Research: Right-Sided Congenital Diaphragmatic Hernia With Gut Malrotation: A Rare Case Report

Cureus

. 2024 Jul 28;16(7):e65602.

 doi: 10.7759/cureus.65602. eCollection 2024 Jul. https://pubmed.ncbi.nlm.nih.gov/39205759/

Right-Sided Congenital Diaphragmatic Hernia With Gut Malrotation: A Rare Case Report

Neha Thorbole 1Sudhir Malwade 1Abhishek Denge 1Shivani Kale 1

Affiliations Expand

Abstract

Congenital diaphragmatic hernia (CDH) is a rare surgical cause of respiratory distress in neonates. CDH is caused by the protrusion of the abdominal contents into the thoracic cavity due to the failure of the pleuroperitoneal canal to close by eight weeks of gestation. We present the case of a full-term, female child, weighing 2.85 kg at birth, born by normal vaginal delivery to a 21-year-old primigravida admitted at our level III neonatal intensive care unit (NICU). Antenatal obstetric ultrasonography suggested duodenal atresia.

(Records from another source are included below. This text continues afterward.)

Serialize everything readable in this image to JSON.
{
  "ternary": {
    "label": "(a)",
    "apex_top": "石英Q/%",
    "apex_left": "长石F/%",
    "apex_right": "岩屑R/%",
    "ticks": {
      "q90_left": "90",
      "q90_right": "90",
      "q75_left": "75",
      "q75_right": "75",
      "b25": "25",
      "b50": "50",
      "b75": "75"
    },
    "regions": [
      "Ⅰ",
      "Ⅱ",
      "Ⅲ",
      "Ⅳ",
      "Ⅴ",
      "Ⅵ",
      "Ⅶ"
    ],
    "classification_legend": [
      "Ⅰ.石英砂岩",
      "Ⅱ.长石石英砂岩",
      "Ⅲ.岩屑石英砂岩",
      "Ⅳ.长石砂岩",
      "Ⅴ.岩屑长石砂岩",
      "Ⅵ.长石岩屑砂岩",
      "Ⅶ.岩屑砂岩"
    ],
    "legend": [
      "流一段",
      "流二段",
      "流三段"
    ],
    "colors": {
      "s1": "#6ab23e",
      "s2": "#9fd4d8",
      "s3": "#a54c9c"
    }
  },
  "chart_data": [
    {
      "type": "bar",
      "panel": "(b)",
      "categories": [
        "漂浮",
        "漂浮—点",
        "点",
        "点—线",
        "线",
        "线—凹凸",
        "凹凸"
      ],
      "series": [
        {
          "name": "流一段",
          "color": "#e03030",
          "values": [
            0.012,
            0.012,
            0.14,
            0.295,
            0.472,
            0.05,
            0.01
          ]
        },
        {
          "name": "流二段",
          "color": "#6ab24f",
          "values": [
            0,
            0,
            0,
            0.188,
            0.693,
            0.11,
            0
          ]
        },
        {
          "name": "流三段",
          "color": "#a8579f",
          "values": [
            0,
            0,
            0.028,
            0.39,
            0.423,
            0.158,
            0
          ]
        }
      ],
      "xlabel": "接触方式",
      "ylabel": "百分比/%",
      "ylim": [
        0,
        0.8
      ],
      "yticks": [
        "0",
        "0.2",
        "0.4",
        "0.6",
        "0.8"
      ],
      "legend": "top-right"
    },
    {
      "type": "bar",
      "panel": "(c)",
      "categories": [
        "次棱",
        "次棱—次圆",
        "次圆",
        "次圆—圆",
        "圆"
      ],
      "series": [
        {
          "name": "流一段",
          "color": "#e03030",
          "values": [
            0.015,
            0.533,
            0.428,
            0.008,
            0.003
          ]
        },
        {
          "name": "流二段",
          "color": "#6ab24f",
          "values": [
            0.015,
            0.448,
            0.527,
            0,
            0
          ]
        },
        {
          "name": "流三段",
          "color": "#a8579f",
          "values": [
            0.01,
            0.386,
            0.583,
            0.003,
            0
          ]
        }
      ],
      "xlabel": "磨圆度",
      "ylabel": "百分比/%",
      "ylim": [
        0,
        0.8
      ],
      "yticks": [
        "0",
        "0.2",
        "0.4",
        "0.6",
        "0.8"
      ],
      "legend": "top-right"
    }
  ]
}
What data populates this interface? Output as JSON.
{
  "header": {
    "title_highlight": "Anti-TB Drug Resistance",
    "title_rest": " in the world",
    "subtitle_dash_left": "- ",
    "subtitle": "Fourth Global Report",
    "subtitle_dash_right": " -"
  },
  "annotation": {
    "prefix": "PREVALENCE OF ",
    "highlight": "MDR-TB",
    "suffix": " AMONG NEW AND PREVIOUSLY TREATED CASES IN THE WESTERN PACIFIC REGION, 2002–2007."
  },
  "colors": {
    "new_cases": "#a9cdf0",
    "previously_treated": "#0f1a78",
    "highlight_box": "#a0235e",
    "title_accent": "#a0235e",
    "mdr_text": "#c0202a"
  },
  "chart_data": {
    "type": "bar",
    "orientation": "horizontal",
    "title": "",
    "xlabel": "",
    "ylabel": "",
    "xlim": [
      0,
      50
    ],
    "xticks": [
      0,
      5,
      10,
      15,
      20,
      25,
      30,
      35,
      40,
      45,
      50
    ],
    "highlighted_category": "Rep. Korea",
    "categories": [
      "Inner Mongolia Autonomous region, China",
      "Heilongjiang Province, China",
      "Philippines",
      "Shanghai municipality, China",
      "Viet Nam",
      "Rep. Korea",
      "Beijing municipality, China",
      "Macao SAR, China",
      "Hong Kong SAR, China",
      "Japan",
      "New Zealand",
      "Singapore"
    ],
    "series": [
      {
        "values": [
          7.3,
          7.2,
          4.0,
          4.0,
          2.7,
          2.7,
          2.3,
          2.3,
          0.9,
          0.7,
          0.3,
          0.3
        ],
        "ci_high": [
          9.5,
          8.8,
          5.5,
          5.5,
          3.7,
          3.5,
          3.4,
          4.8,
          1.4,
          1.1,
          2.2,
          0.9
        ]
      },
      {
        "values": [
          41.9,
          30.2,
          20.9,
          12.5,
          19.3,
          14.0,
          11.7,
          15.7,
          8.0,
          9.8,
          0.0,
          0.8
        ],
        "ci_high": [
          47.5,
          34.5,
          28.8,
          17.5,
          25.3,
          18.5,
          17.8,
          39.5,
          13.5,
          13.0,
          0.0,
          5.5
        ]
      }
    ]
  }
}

After birth, the child was found to have right-sided CDH with gut malrotation. Intraoperative laparotomy revealed a right Bochdalek posterolateral defect with herniation of small bowel loops and a portion of the right lobe of the liver into the chest cavity and minimally malrotated cecum in the right iliac fossa (RIF). This case highlights the critical need for early detection and multidisciplinary management of congenital anomalies. Effective management requires a multidisciplinary approach, including prenatal counseling, careful surgical intervention, and intensive neonatal care to optimize respiratory and cardiovascular outcomes for affected infants.

Keywords: bochdalek’s hernia; cdh; congential diaphragmatic hernia; duodenal atresia; exploratory laparotomy; pulmonary hypertension; pulmonary hypoplasia.